Focus on what you do is always my motto, don’t sweat what you didn’t do. Enhance what is already taking place within your routine. I do sometimes focus on what not to do in order to support my health and that is what this post is all about. Avoiding specific types of food can yield a positive experience within the body. As specific responses are given off based on the types of nutrients or lack there of are going to fuel our systems.
Wellness Hero’s Top 5 Foods to Avoid and Why….
Microwavable food – Many reason’s can support this and the biggest is that the microwave itself is a destroyer of actual nutrition, whatever goes in, well it then comes out with less nutrients automatically. The idea is that store bought frozen meals/snacks are usually made with the lowest quality ingredients possible. Sodium levels are usually through the roof and the idea of just focusing on calories or another category of the Nutrition facts can be miss leading as many GMO ingredients are lurking. Just remember it is likely the lowest quality type of food in the store. Also, plastics that are microwaved start to break down and seep petroleium based chemicals into our system. Boo to that Microwave!

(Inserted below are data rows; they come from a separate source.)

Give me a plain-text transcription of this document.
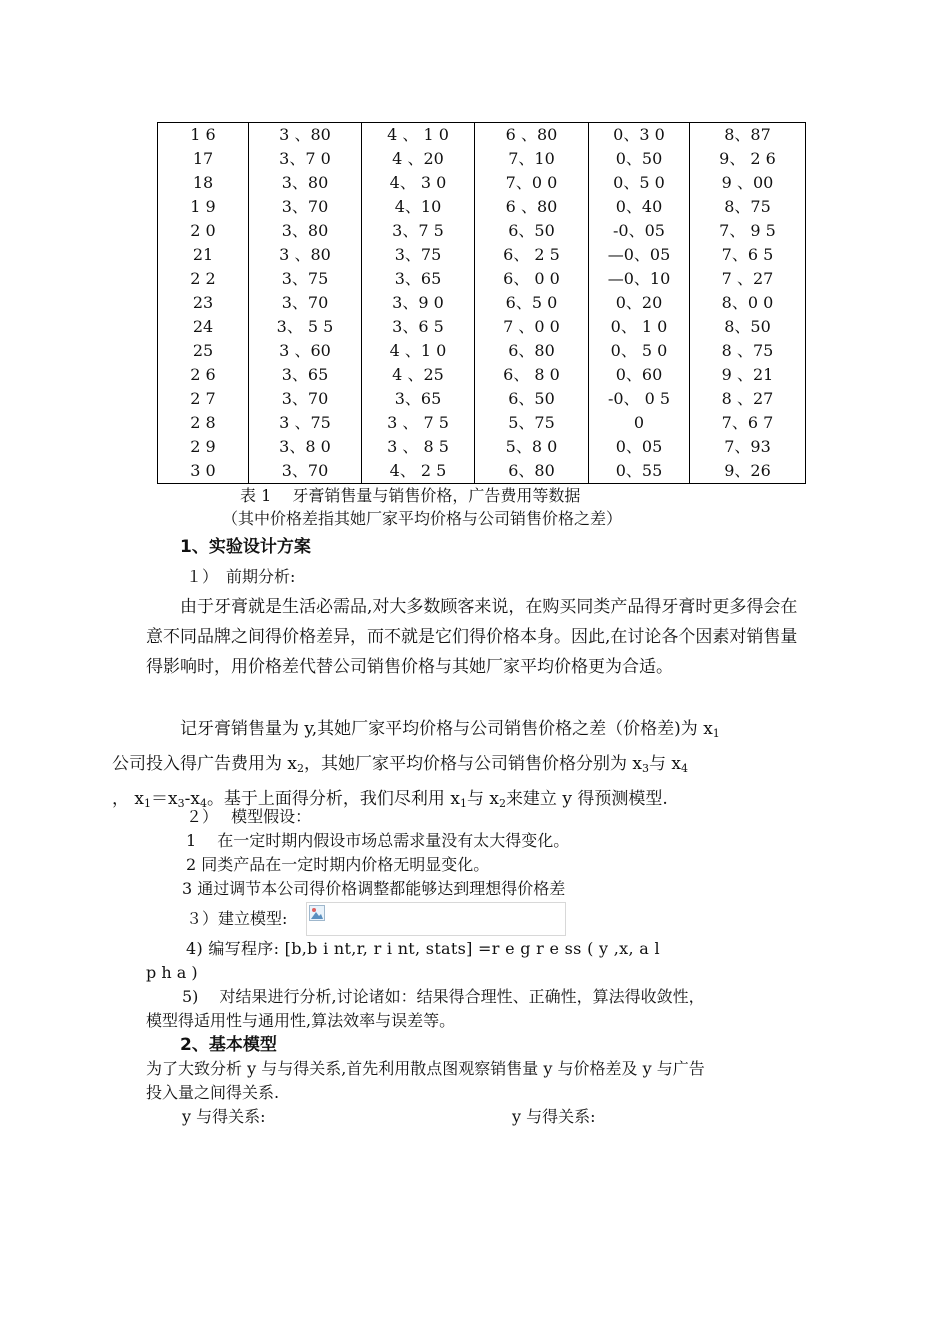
1 6	3 、80	4 、 1 0	6 、80	0、3 0	8、87
17	3、7 0	4 、20	7、10	0、50	9、 2 6
18	3、80	4、 3 0	7、0 0	0、5 0	9 、00
1 9	3、70	4、10	6 、80	0、40	8、75
2 0	3、80	3、7 5	6、50	-0、05	7、 9 5
21	3 、80	3、75	6、 2 5	—0、05	7、6 5
2 2	3、75	3、65	6、 0 0	—0、10	7 、27
23	3、70	3、9 0	6、5 0	0、20	8、0 0
24	3、 5 5	3、6 5	7 、0 0	0、 1 0	8、50
25	3 、60	4 、1 0	6、80	0、 5 0	8 、75
2 6	3、65	4 、25	6、 8 0	0、60	9 、21
2 7	3、70	3、65	6、50	-0、 0 5	8 、27
2 8	3 、75	3 、 7 5	5、75	0	7、6 7
2 9	3、8 0	3 、 8 5	5、8 0	0、05	7、93
3 0	3、70	4、 2 5	6、80	0、55	9、26
表 1　 牙膏销售量与销售价格，广告费用等数据
（其中价格差指其她厂家平均价格与公司销售价格之差）
1、实验设计方案
１）　前期分析:
由于牙膏就是生活必需品,对大多数顾客来说，在购买同类产品得牙膏时更多得会在意不同品牌之间得价格差异，而不就是它们得价格本身。因此,在讨论各个因素对销售量得影响时，用价格差代替公司销售价格与其她厂家平均价格更为合适。
记牙膏销售量为 y,其她厂家平均价格与公司销售价格之差（价格差)为 $x_1$
公司投入得广告费用为 $x_2$，其她厂家平均价格与公司销售价格分别为 $x_3$与 $x_4$
， $x_1=x_3-x_4$。基于上面得分析，我们尽利用 $x_1$与 $x_2$来建立 y 得预测模型.
２）　 模型假设：
1　 在一定时期内假设市场总需求量没有太大得变化。
2 同类产品在一定时期内价格无明显变化。
3 通过调节本公司得价格调整都能够达到理想得价格差
３）建立模型:
4) 编写程序: [b,b i nt,r, r i nt, stats] =r e g r e ss ( y ,x, a l
p h a )
5)　 对结果进行分析,讨论诸如：结果得合理性、正确性，算法得收敛性，
模型得适用性与通用性,算法效率与误差等。
2、基本模型
为了大致分析 y 与与得关系,首先利用散点图观察销售量 y 与价格差及 y 与广告
投入量之间得关系.
y 与得关系:	y 与得关系:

Non-Water Beverages – It’s not complicated, if its not water it likely has little benefit. A smoothie of locally grown fruit or veggies is definitely acceptable in moderation. We are a nation of drinking way to many calories. Fruit is mean to be eaten not juiced. All the connective tissues of fiber within rinds and pulp is too good to not eat! With all options every where, its best to avoid anything that isn’t 100% H2O. Add lemon, lime, cucumbers or berries to enhance with flavor if need be.
3. Ingredients You Can’t Pronounce
Does ferrous sulfate, thiamine mononitrate or partially hydrogenated soybean oil sound appetizing to you? Follow this rule of thumb: if a food product is made of stuff you need a course in chemistry to comprehend – or —if you can’t pronounce the first 5 ingredients, don’t let it near your cart.
Stay focused on buying whole foods comprised of only 1 ingredient. Instead of snacking on neon-orange cheese curls, slice up some carrots or celery sticks. Invest in an air popper and enjoy fiber-rich popcorn. Make homemade veggie chips: cut up kale, thinly slice beets, sweet potatoes or yams, sprinkle them with herbs and a little olive oil and bake in the oven.
4. Fake Health Foods
Fake health foods are those deceptive foods, billing themselves as “low in fat”, like Cheerios which has GMO ingredients and certain cookies, salad dressings or yogurt brands loaded with REFINED SUGAR. Look closely at their labels. To make up for flavor, these items are inevitably high in sugar or salt. Other tricky foods include packaged breads and crackers with labels stating “contains whole grains.” This often translates into considerably less fiber than 100% whole grain products. Mulit-grain is a fake health term as well.
Again, choose real foods (just grows that way) as much as possible. If it’s a sweet tooth you need to satisfy, buy tasty dried fruits, such as apricots or mango. A spoon full of honey can work too!
5. Canned Foods High in Sodium
Eighty percent of our sodium intake comes from processed and canned foods. In fact, many canned foods are so chock full of salt, they contain half or more of your daily recommended intake. A diet high in sodium is dangerous since it can lead to high blood pressure and many other heart related problems.
Instead of buying canned soups, try making your own simple versions, like a healthy cream of carrot soup or hearty lentil. If you don’t have the time to cook, purchase canned soups low in sodium.